1. Hirpa v. IHC Hosps., Inc. is an unpublished opinion, but the Court can rely on an unpublished opinion to the extent its reasoned analysis is persuasive in the case before it. See 10th Cir. R. 32.1(A)("Unpublished decisions are not precedential, but may be cited for their persuasive value."). The Tenth Circuit has stated: In this circuit, unpublished orders are not binding precedent, . . . and we have generally determined that citation to unpublished opinions is not favored. However, if an unpublished opinion or order and judgment has persuasive value with respect to a material issue in a case and would assist the court in its disposition, we allow a citation to that decision.

United States v. Austin, 426 F.3d 1266, 1274 (10th Cir. 2005)(citations omitted). The Court finds that Hirpa v. IHC Hosps., Inc.; Ellsworth v. Tuttle, 148 F. App'x 653, 665 (10th Cir. 2005); Klein-Becker USA v. Englert, No. CIV 12-4076, 2013 WL 1223819 (10th Cir. 2013); and Gillum v. United States, 309 F. App'x 267 (10th Cir. 2009), have persuasive value with respect to material issues, and will assist the Court in its preparation of this Memorandum Opinion and Order.

2. The theory of the pleadings doctrine required plaintiffs to select a specific theory in their complaints. The plaintiff would then succeed or fail based on that theory alone. See Statement of the Claim — Theory of the Pleadings Doctrine, 5 Fed. Prac. & Proc. Civ. § 1219 (3d ed.).
3. This treatise adds, however, that "[a]lthough it is possible to survive the pleading stage without a carefully articulated legal theory, it will be hard for the plaintiff's counsel to present a convincing case at trial or on a summary judgment motion without such a theory." Statement of the Claim — Theory of the Pleadings Doctrine, 5 Fed. Prac. & Proc. Civ. § 1219 (3d ed.).

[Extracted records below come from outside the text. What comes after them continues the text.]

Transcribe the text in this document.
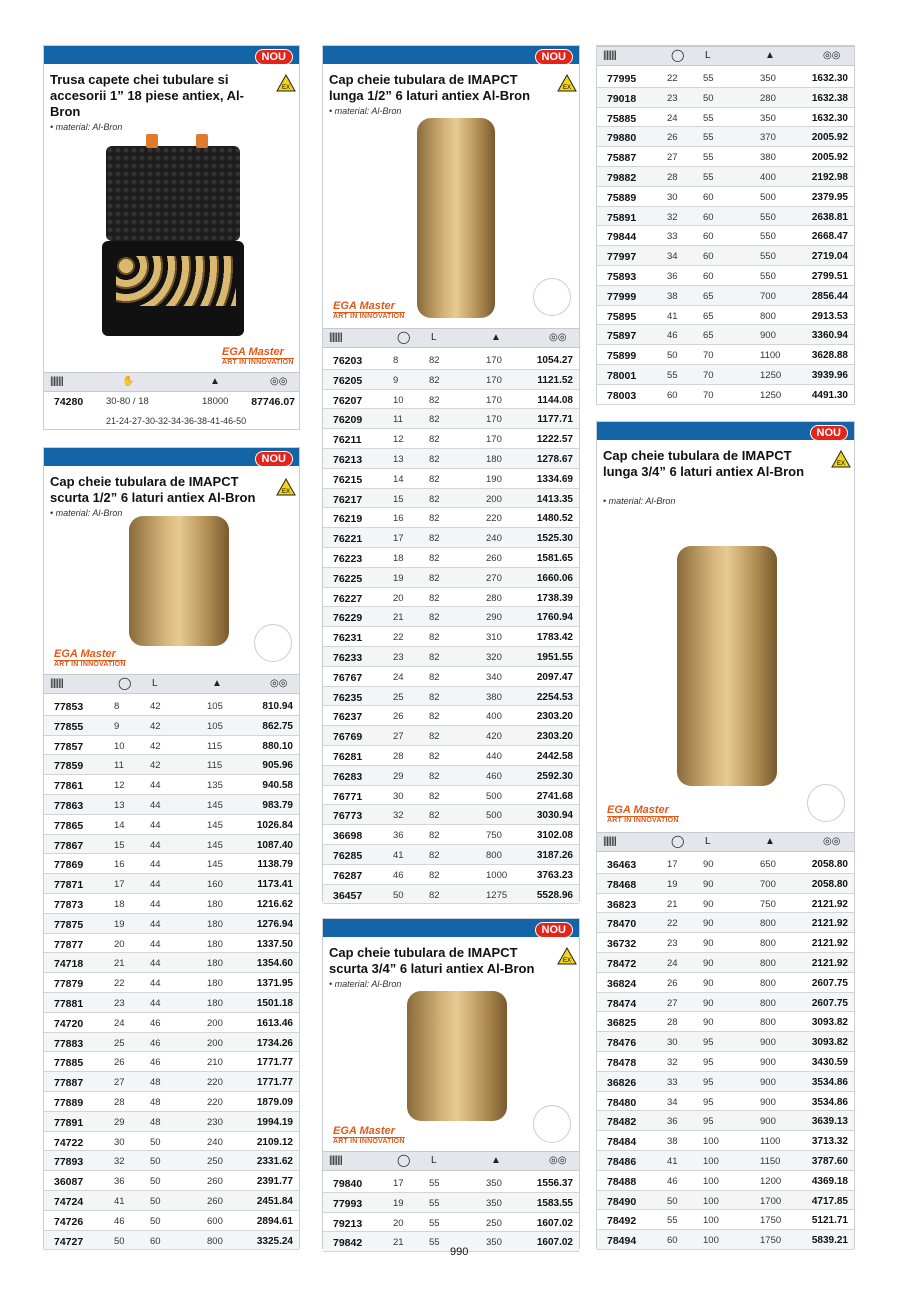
NOU
Trusa capete chei tubulare si accesorii 1” 18 piese antiex, Al-Bron
EX
• material: Al-Bron
EGA Master
ART IN INNOVATION
||||||||	✋	▲	◎◎
74280 30-80 / 18	18000 87746.07
21-24-27-30-32-34-36-38-41-46-50
NOU
Cap cheie tubulara de IMAPCT scurta 1/2” 6 laturi antiex Al-Bron	EX
• material: Al-Bron
EGA Master
ART IN INNOVATION
||||||||	◯ L	▲	◎◎
77853	8	42	105	810.94
77855	9	42	105	862.75
77857	10	42	115	880.10
77859	11	42	115	905.96
77861	12	44	135	940.58
77863	13	44	145	983.79
77865	14	44	145	1026.84
77867	15	44	145	1087.40
77869	16	44	145	1138.79
77871	17	44	160	1173.41
77873	18	44	180	1216.62
77875	19	44	180	1276.94
77877	20	44	180	1337.50
74718	21	44	180	1354.60
77879	22	44	180	1371.95
77881	23	44	180	1501.18
74720	24	46	200	1613.46
77883	25	46	200	1734.26
77885	26	46	210	1771.77
77887	27	48	220	1771.77
77889	28	48	220	1879.09
77891	29	48	230	1994.19
74722	30	50	240	2109.12
77893	32	50	250	2331.62
36087	36	50	260	2391.77
74724	41	50	260	2451.84
74726	46	50	600	2894.61
74727	50	60	800	3325.24
NOU
Cap cheie tubulara de IMAPCT lunga 1/2” 6 laturi antiex Al-Bron	EX
• material: Al-Bron
EGA Master
ART IN INNOVATION
||||||||	◯ L	▲	◎◎
76203	8	82	170	1054.27
76205	9	82	170	1121.52
76207	10	82	170	1144.08
76209	11	82	170	1177.71
76211	12	82	170	1222.57
76213	13	82	180	1278.67
76215	14	82	190	1334.69
76217	15	82	200	1413.35
76219	16	82	220	1480.52
76221	17	82	240	1525.30
76223	18	82	260	1581.65
76225	19	82	270	1660.06
76227	20	82	280	1738.39
76229	21	82	290	1760.94
76231	22	82	310	1783.42
76233	23	82	320	1951.55
76767	24	82	340	2097.47
76235	25	82	380	2254.53
76237	26	82	400	2303.20
76769	27	82	420	2303.20
76281	28	82	440	2442.58
76283	29	82	460	2592.30
76771	30	82	500	2741.68
76773	32	82	500	3030.94
36698	36	82	750	3102.08
76285	41	82	800	3187.26
76287	46	82	1000	3763.23
36457	50	82	1275	5528.96
NOU
Cap cheie tubulara de IMAPCT scurta 3/4” 6 laturi antiex Al-Bron	EX
• material: Al-Bron
EGA Master
ART IN INNOVATION
||||||||	◯ L	▲	◎◎
79840	17	55	350	1556.37
77993	19	55	350	1583.55
79213	20	55	250	1607.02
79842	21	55	350	1607.02
||||||||	◯ L	▲	◎◎
77995	22	55	350	1632.30
79018	23	50	280	1632.38
75885	24	55	350	1632.30
79880	26	55	370	2005.92
75887	27	55	380	2005.92
79882	28	55	400	2192.98
75889	30	60	500	2379.95
75891	32	60	550	2638.81
79844	33	60	550	2668.47
77997	34	60	550	2719.04
75893	36	60	550	2799.51
77999	38	65	700	2856.44
75895	41	65	800	2913.53
75897	46	65	900	3360.94
75899	50	70	1100	3628.88
78001	55	70	1250	3939.96
78003	60	70	1250	4491.30
NOU
Cap cheie tubulara de IMAPCT lunga 3/4” 6 laturi antiex Al-Bron	EX
• material: Al-Bron
EGA Master
ART IN INNOVATION
||||||||	◯ L	▲	◎◎
36463	17	90	650	2058.80
78468	19	90	700	2058.80
36823	21	90	750	2121.92
78470	22	90	800	2121.92
36732	23	90	800	2121.92
78472	24	90	800	2121.92
36824	26	90	800	2607.75
78474	27	90	800	2607.75
36825	28	90	800	3093.82
78476	30	95	900	3093.82
78478	32	95	900	3430.59
36826	33	95	900	3534.86
78480	34	95	900	3534.86
78482	36	95	900	3639.13
78484	38	100	1100	3713.32
78486	41	100	1150	3787.60
78488	46	100	1200	4369.18
78490	50	100	1700	4717.85
78492	55	100	1750	5121.71
78494	60	100	1750	5839.21
990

4. The United States Court of Appeals for the Seventh Circuit has taken a more strict approach to depositions. See Ciomber v. Coop. Plus, Inc., 527 F.3d 635, 642 (7th Cir. 2008)("Rule 26(a)(2) does not allow parties to cure deficient expert reports by supplementing them with later deposition testimony."). In Salgado by Salgado v. Gen. Motors Corp., 150 F.3d 735 (7th Cir. 1998), the Seventh Circuit explained that expert reports "must be complete such that opposing counsel is not forced to depose an expert in order to avoid ambush at trial; and moreover the report must be sufficiently complete so as to shorten or decrease the need for expert depositions and thus to conserve resources." 150 F.3d at 742 n.6. The Tenth Circuit seems to suggest that a deposition already set up or taken may minimize prejudice, but does not say that the opponent of the evidence must take a deposition. See Gillum v. United States, 309 F. App'x at 270 (allowing a deposition to mitigate prejudice resulting from a flawed expert report). After all, many good counsel only rely on the report and do not depose an expert, and the rules contemplate only reports, not depositions. See Fed. R. Civ. Proc. 26(a)(2)(B). Many good counsel do not want to signal to the expert before trial what their cross examination will be. They may prefer to limit the expert precisely to what it in his or her report, rather than let him or her wriggle out of the report's box based on a deposition.